Berlin (dpa) – Germany’s Volkswagen Group will not be able to build a planned plant for its upmarket Audi brand in the United States unless tariffs are cut, VW chief executive Oliver Blume has said in an interview with German business daily Handelsblatt.
“Given an unchanged tariff burden, large additional investment cannot be funded,” Blume told the newspaper in comments released on Sunday. “Reduction of costs in the short term and reliable business conditions in the long term are what we need,” he said.
Blume said talks in Washington with President Donald Trump and Commerce Secretary Howard Lutnick have not led to the required results.
“Anyone investing and providing jobs and value creation must also have advantages on the cost side,” he said. “We remain open to solutions that both sides will profit from.”

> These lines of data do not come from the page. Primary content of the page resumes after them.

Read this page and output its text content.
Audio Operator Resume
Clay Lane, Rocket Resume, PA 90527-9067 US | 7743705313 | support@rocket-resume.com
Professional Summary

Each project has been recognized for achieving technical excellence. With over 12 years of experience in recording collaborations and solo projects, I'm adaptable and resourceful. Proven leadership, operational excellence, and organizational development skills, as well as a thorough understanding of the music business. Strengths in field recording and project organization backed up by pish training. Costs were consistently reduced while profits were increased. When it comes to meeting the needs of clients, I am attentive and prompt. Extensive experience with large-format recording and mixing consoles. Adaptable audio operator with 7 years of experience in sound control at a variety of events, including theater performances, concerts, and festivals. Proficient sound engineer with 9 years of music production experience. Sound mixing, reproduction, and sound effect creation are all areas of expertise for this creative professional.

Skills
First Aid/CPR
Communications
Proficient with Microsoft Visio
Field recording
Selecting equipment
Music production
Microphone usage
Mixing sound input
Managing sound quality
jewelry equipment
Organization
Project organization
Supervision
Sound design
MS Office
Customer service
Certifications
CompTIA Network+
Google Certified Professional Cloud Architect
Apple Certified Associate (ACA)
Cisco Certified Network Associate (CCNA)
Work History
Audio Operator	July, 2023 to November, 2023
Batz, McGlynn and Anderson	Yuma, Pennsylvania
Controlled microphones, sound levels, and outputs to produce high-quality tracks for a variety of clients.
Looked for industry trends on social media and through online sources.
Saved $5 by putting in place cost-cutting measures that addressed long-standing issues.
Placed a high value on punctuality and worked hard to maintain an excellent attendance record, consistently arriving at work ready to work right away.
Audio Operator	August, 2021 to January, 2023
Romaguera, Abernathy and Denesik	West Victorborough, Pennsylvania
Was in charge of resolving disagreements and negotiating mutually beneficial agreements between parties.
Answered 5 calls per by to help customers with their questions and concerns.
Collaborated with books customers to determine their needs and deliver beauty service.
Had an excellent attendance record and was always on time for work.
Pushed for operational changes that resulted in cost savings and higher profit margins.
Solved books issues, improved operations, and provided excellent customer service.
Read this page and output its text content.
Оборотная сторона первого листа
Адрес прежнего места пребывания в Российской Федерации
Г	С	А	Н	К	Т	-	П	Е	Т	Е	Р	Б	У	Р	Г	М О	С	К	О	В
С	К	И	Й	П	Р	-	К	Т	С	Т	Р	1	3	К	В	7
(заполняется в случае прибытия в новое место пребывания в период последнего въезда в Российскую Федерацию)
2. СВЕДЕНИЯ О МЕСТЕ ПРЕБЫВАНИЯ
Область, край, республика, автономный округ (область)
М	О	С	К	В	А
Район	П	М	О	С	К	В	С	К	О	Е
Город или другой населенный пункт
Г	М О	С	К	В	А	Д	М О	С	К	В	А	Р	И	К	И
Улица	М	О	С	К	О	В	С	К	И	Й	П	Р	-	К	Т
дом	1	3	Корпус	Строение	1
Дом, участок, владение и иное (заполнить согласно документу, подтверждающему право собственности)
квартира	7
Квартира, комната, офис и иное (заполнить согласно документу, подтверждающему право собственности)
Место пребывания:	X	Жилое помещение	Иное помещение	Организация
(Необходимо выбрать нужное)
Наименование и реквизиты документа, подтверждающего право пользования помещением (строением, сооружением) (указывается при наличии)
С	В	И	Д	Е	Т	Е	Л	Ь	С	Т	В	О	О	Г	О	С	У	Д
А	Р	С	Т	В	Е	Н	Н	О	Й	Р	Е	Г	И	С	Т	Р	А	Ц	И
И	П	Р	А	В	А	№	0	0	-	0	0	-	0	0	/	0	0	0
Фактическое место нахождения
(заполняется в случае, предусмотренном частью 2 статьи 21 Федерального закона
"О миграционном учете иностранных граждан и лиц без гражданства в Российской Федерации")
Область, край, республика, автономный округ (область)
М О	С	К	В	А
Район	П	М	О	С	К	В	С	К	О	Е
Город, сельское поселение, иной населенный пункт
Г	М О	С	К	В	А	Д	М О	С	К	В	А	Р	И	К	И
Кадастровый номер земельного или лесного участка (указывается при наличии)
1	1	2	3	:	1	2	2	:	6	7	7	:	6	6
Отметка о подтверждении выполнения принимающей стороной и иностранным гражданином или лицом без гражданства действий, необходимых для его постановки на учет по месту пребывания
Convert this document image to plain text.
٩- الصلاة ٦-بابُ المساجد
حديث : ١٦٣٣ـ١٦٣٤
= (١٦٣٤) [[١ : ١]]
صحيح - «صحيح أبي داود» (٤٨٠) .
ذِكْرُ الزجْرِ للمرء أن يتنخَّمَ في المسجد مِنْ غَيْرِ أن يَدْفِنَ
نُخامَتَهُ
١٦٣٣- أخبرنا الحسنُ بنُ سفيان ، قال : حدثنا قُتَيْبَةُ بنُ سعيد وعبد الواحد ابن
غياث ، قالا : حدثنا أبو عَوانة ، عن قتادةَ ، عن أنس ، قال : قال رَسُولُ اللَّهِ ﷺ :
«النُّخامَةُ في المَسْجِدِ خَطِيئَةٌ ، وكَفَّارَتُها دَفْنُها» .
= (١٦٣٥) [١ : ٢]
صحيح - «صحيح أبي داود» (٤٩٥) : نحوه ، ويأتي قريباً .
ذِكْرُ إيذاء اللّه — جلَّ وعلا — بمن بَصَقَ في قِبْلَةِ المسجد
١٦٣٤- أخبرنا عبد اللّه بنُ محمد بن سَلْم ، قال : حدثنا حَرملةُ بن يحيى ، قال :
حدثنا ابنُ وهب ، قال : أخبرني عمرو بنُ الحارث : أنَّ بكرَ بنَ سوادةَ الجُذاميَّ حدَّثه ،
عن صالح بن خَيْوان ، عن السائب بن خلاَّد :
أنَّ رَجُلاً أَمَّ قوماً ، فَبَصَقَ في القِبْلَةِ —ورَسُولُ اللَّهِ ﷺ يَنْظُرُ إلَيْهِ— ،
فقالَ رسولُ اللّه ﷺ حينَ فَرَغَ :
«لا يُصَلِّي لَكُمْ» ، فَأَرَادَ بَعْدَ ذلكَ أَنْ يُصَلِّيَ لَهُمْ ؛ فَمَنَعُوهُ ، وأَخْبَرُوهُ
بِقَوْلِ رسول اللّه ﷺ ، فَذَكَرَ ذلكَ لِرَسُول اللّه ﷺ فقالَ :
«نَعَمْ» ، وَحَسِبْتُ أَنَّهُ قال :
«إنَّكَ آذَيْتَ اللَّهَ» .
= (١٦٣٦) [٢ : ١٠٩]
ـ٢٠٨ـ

VW subsidiary Audi has been considering establishing a new plant in the United States since 2023, based at the time on new US subsidies that would have made a new factory profitable.
But the Trump administration has put pressure on European carmakers through its tariff policy, which, according to Blume, cost the company €2.1 billion ($2.5 billion) in the first nine months of 2025.
Blume nevertheless outlined a “forward strategy” for VW’s US operations and clear opportunities for growth. But he added that an earlier goal of a 10% market share was obsolete. VW had to proceed step by step, he said.